While predictive modeling deals and learns directly from data, and the end goal is about predicting the data as well. In terms of Bias-Variance analysis, explanatory modeling is to minimize bias, while predictive modeling wants to reduce sum of Variance + Bias(thought just some metrics before).
2.Explanatory studies have to eliminate some variable due to endogeneity issues (cases when the dependent could be interpreted as the cause of an explanatory variable), or at least researchers should recognize if such issue exists for their studies.
3.In dealing with missing values, besides through them our or imputation, we could build models and learn a lot from it.(I also learn some patterns from corrupted/incorrect data as well, most concentrated on a date or around a date)
4.I think there are more conflated terms that need clarification. Here I am listing a few similar “conflated” terms:
“Learning” and “Teaching”: People tend to assume that expert on a field would make a good teacher largely because he/she is an expert on the field; or a good learner could be a good teacher largely because he/she is a good learner.

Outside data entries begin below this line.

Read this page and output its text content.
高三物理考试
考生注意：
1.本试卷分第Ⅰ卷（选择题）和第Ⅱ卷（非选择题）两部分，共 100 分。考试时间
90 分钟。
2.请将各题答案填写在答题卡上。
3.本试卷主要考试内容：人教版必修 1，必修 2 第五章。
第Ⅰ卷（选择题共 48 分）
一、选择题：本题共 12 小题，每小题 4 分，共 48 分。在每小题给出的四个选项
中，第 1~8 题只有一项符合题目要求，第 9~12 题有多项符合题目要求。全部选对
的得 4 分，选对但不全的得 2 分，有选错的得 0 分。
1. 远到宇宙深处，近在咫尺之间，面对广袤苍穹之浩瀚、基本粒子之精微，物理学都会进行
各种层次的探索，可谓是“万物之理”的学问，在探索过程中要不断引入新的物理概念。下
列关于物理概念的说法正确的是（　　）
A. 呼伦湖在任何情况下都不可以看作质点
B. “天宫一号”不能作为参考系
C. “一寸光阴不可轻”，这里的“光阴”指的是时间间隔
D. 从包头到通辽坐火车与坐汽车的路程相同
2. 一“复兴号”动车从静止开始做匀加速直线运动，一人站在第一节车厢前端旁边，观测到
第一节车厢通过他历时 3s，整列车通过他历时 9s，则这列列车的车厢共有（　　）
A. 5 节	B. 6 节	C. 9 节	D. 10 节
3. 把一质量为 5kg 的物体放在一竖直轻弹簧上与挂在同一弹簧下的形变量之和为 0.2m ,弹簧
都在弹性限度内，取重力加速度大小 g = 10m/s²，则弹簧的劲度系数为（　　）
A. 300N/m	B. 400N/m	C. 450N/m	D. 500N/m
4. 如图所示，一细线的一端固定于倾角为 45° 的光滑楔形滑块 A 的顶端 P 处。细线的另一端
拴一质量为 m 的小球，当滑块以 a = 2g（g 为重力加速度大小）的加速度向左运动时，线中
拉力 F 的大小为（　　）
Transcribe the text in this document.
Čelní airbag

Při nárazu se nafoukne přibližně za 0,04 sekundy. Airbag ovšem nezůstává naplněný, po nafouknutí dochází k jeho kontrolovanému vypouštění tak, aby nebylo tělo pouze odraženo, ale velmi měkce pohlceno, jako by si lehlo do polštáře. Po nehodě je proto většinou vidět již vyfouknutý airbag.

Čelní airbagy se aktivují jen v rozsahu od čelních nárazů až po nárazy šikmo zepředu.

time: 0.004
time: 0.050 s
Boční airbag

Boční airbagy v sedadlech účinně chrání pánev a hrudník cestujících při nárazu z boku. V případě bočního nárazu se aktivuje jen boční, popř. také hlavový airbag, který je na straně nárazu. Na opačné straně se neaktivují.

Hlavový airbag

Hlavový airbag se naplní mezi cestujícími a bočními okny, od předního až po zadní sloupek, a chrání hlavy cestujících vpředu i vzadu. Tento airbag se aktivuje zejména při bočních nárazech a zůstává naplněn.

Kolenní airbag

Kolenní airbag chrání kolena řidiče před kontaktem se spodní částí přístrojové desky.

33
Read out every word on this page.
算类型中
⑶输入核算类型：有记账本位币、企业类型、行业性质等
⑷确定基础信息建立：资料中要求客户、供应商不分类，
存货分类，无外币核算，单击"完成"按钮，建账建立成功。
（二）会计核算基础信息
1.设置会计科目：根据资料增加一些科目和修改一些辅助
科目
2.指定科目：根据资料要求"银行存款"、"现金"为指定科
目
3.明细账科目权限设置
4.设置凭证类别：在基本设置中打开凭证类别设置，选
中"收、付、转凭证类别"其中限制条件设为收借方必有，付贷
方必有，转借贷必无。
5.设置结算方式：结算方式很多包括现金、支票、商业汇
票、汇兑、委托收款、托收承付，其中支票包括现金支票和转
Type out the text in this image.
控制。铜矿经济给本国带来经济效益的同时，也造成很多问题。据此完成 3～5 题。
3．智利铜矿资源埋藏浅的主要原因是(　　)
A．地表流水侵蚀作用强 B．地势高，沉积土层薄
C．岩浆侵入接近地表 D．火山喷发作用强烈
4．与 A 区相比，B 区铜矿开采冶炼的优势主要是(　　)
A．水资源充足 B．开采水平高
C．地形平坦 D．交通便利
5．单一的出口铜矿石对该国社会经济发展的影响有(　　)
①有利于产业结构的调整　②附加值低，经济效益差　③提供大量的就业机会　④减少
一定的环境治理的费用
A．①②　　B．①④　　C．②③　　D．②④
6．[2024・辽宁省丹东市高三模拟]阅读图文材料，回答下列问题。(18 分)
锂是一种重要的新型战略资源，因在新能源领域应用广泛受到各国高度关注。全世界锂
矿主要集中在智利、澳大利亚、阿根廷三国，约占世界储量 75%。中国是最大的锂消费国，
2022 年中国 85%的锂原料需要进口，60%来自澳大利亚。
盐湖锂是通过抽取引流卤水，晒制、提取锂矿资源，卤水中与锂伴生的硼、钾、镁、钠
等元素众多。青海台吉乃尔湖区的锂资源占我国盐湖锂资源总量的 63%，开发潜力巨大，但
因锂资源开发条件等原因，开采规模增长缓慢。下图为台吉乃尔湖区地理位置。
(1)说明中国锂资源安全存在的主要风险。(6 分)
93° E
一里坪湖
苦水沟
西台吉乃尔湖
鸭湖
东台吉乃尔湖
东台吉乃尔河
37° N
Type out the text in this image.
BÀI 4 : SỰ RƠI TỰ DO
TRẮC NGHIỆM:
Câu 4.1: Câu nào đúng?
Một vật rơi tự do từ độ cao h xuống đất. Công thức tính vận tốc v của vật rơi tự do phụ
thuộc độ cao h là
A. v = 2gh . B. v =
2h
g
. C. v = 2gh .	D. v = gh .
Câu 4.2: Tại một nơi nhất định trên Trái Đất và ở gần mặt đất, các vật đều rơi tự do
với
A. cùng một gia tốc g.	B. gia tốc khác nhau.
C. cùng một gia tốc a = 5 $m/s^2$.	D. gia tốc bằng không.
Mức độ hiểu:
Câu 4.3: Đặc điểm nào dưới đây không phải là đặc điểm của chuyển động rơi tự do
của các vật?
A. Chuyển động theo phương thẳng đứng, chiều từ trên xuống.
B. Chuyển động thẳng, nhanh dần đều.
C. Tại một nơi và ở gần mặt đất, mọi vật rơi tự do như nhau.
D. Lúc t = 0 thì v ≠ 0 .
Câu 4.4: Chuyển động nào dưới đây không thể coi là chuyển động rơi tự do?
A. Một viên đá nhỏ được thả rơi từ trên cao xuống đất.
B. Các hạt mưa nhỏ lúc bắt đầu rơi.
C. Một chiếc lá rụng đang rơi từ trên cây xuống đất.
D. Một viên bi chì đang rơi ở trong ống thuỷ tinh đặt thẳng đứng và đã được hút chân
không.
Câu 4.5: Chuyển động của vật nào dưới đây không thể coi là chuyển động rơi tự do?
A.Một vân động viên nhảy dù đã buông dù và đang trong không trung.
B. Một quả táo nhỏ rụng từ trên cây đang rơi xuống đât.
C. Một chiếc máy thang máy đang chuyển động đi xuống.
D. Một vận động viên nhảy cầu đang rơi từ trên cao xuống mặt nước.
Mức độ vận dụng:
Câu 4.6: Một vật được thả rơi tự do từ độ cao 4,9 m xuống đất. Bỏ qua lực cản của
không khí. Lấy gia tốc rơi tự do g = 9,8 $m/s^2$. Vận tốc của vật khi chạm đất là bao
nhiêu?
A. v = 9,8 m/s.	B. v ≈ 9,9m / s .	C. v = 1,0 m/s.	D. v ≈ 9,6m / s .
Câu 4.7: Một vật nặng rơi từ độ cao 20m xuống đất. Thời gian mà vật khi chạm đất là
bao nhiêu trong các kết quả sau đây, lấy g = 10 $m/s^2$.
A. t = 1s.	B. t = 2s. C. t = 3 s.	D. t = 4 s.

“Explaining why things happen in past” and “Changing the future”(retrospective-prospective) Some people may stand time making senses how things happened in the past(probably mostly historians); and some people are working hard to try to change/create the future. Or understanding why I made certain mistakes may have little help on reducing it. The idea of clarifying conflated terms/concepts in this paper helps me stop over-thinking how I make certain big mistakes, but focus more on avoid making similar mistakes in the future.(for now the latter is much more important than the former)
5.When I approach a problem, I focus heavily on the explanatory part. For instance, if I was to compete in the Netflix competition, I would probably put more effort building up a theoretical model how people rate movies, considering and digging into questions like
How does actor, or a particular cinema affect a movie rating, or other factors such as watch time? Or thinking hard how people have different ideas about rating 1 to 5. Sometimes people tend to rate anything they think moderately good a 5 but some people have a much more strict rules? How do we separate those people…
I think those are interesting research questions but maybe less important comparing to tuning some machine learning models, if my goal is to improve predict accuracy.